DistillH-Mamba: A Hypergraph-Mamba-Based Knowledge Distillation Model for Efficient Impact Fall Detection
Article : Articles dans des revues internationales ou nationales avec comité de lecture
Falls among the elderly represent a significant public health concern due to their prevalence, consequences, and societal burden. While deep learning has improved fall detection, accurately identifying impact moments (when an individual hits the ground) remains challenging. Additionally, current algorithms often rely on complex models with high computational demands, limiting real-time deployment feasibility. In this work, we propose DistillH-Mamba, a novel architecture for impact fall detection that addresses these challenges through three key innovations: First, we introduce a hypergraph-based approach that captures higher-order relationships between multiple joints simultaneously, enabling more accurate modeling of complex interactions during impact falls.
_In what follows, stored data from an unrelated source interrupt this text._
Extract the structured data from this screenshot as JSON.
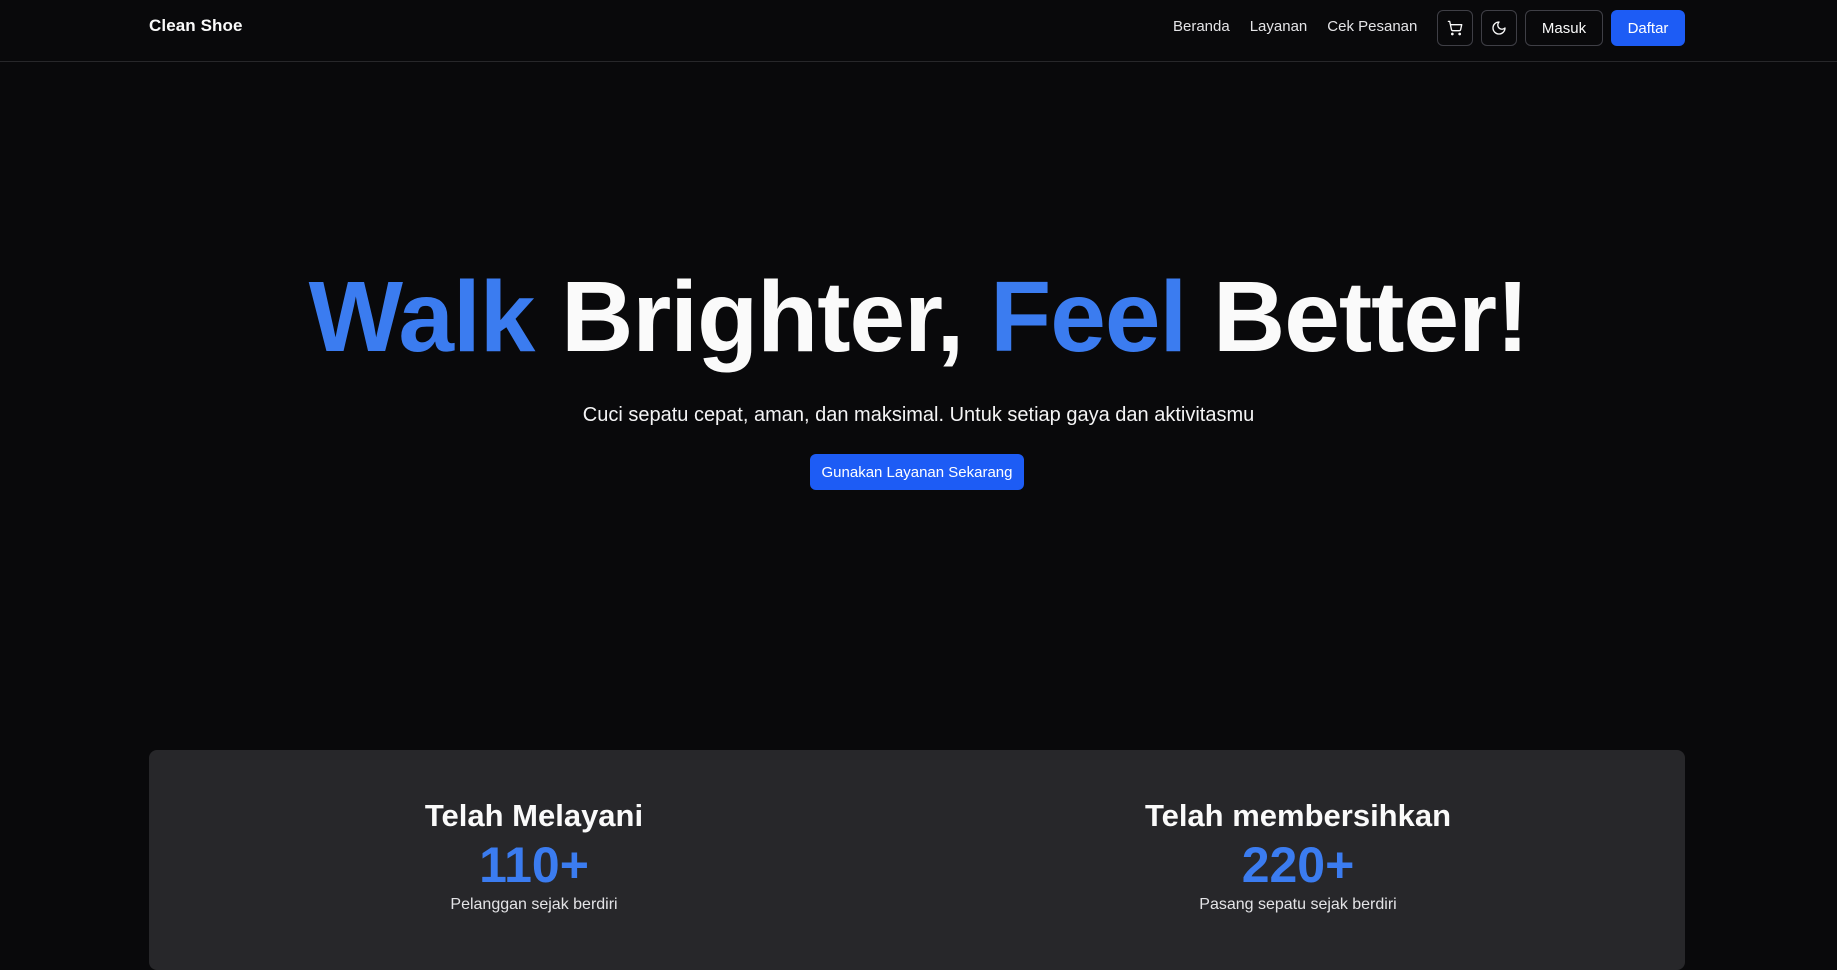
{
  "header": {
    "brand": "Clean Shoe",
    "nav": [
      {
        "label": "Beranda"
      },
      {
        "label": "Layanan"
      },
      {
        "label": "Cek Pesanan"
      }
    ],
    "cart_icon": "shopping-cart-icon",
    "theme_icon": "moon-icon",
    "login_label": "Masuk",
    "register_label": "Daftar"
  },
  "hero": {
    "title_words": [
      "Walk",
      "Brighter,",
      "Feel",
      "Better!"
    ],
    "subtitle": "Cuci sepatu cepat, aman, dan maksimal. Untuk setiap gaya dan aktivitasmu",
    "cta_label": "Gunakan Layanan Sekarang"
  },
  "stats": [
    {
      "label": "Telah Melayani",
      "value": "110+",
      "desc": "Pelanggan sejak berdiri"
    },
    {
      "label": "Telah membersihkan",
      "value": "220+",
      "desc": "Pasang sepatu sejak berdiri"
    }
  ],
  "colors": {
    "background": "#09090b",
    "accent": "#3b7cf0",
    "primary_button": "#1d5cf5",
    "card": "#27272a"
  }
}
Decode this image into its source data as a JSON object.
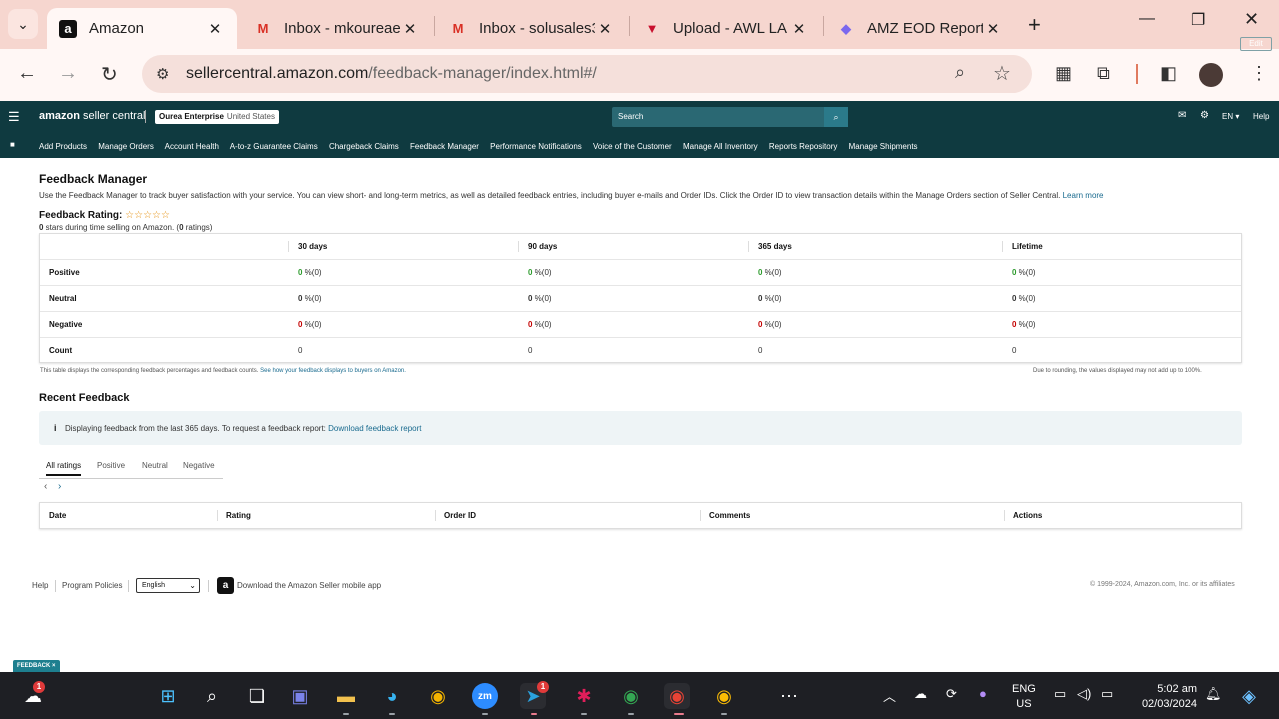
{
  "browser": {
    "tabs": [
      {
        "title": "Amazon",
        "icon": "amazon-icon"
      },
      {
        "title": "Inbox - mkoureae",
        "icon": "gmail-icon"
      },
      {
        "title": "Inbox - solusales3",
        "icon": "gmail-icon"
      },
      {
        "title": "Upload - AWL LA",
        "icon": "upload-app-icon"
      },
      {
        "title": "AMZ EOD Report",
        "icon": "clickup-icon"
      }
    ],
    "url_domain": "sellercentral.amazon.com",
    "url_path": "/feedback-manager/index.html#/"
  },
  "header": {
    "logo_bold": "amazon",
    "logo_light": " seller central",
    "store_name": "Ourea Enterprise",
    "store_region": "United States",
    "search_placeholder": "Search",
    "language": "EN",
    "help": "Help",
    "edit": "Edit",
    "nav_links": [
      "Add Products",
      "Manage Orders",
      "Account Health",
      "A-to-z Guarantee Claims",
      "Chargeback Claims",
      "Feedback Manager",
      "Performance Notifications",
      "Voice of the Customer",
      "Manage All Inventory",
      "Reports Repository",
      "Manage Shipments"
    ]
  },
  "page": {
    "title": "Feedback Manager",
    "description": "Use the Feedback Manager to track buyer satisfaction with your service. You can view short- and long-term metrics, as well as detailed feedback entries, including buyer e-mails and Order IDs. Click the Order ID to view transaction details within the Manage Orders section of Seller Central.",
    "learn_more": "Learn more",
    "rating_label": "Feedback Rating:",
    "rating_stars": "☆☆☆☆☆",
    "stars_count": "0",
    "stars_text": " stars during time selling on Amazon. (",
    "ratings_count": "0",
    "ratings_text": " ratings)",
    "columns": [
      "30 days",
      "90 days",
      "365 days",
      "Lifetime"
    ],
    "rows": [
      {
        "label": "Positive",
        "values": [
          "0",
          "0",
          "0",
          "0"
        ],
        "suffix": " %(0)"
      },
      {
        "label": "Neutral",
        "values": [
          "0",
          "0",
          "0",
          "0"
        ],
        "suffix": " %(0)"
      },
      {
        "label": "Negative",
        "values": [
          "0",
          "0",
          "0",
          "0"
        ],
        "suffix": " %(0)"
      },
      {
        "label": "Count",
        "values": [
          "0",
          "0",
          "0",
          "0"
        ],
        "suffix": ""
      }
    ],
    "table_note_left": "This table displays the corresponding feedback percentages and feedback counts.",
    "table_note_link": "See how your feedback displays to buyers on Amazon.",
    "table_note_right": "Due to rounding, the values displayed may not add up to 100%.",
    "recent_title": "Recent Feedback",
    "info_text": "Displaying feedback from the last 365 days. To request a feedback report:",
    "info_link": "Download feedback report",
    "filter_tabs": [
      "All ratings",
      "Positive",
      "Neutral",
      "Negative"
    ],
    "recent_columns": [
      "Date",
      "Rating",
      "Order ID",
      "Comments",
      "Actions"
    ]
  },
  "footer": {
    "help": "Help",
    "program_policies": "Program Policies",
    "language_value": "English",
    "app_text": "Download the Amazon Seller mobile app",
    "copyright": "© 1999-2024, Amazon.com, Inc. or its affiliates",
    "feedback_tag": "FEEDBACK"
  },
  "taskbar": {
    "weather_badge": "1",
    "telegram_badge": "1",
    "lang_line1": "ENG",
    "lang_line2": "US",
    "time": "5:02 am",
    "date": "02/03/2024"
  },
  "colors": {
    "header_bg": "#0f3a40",
    "tabstrip_bg": "#f6d6cf",
    "positive": "#2b9a2b",
    "negative": "#c40000",
    "link": "#1a6b8f"
  }
}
Second, we integrate the Mamba architecture with hypergraphs for impact detection, significantly accelerating processing speed while efficiently capturing both long-term dependencies and sudden skeletal motion changes. Third, we employ relational knowledge distillation that preserves crucial spatial-temporal relationships while reducing computational demands for real-time impact fall detection. Evaluated on the 3D Skeletons UP-Fall and UMAFall datasets, our DistillH-Mamba model achieves 97.38% accuracy in detecting impact within fall events and 73.8% reduction in inference time compared to its teacher model, outperforming state-of-the-art methods in both precision and efficiency. The source code will be released upon paper acceptance.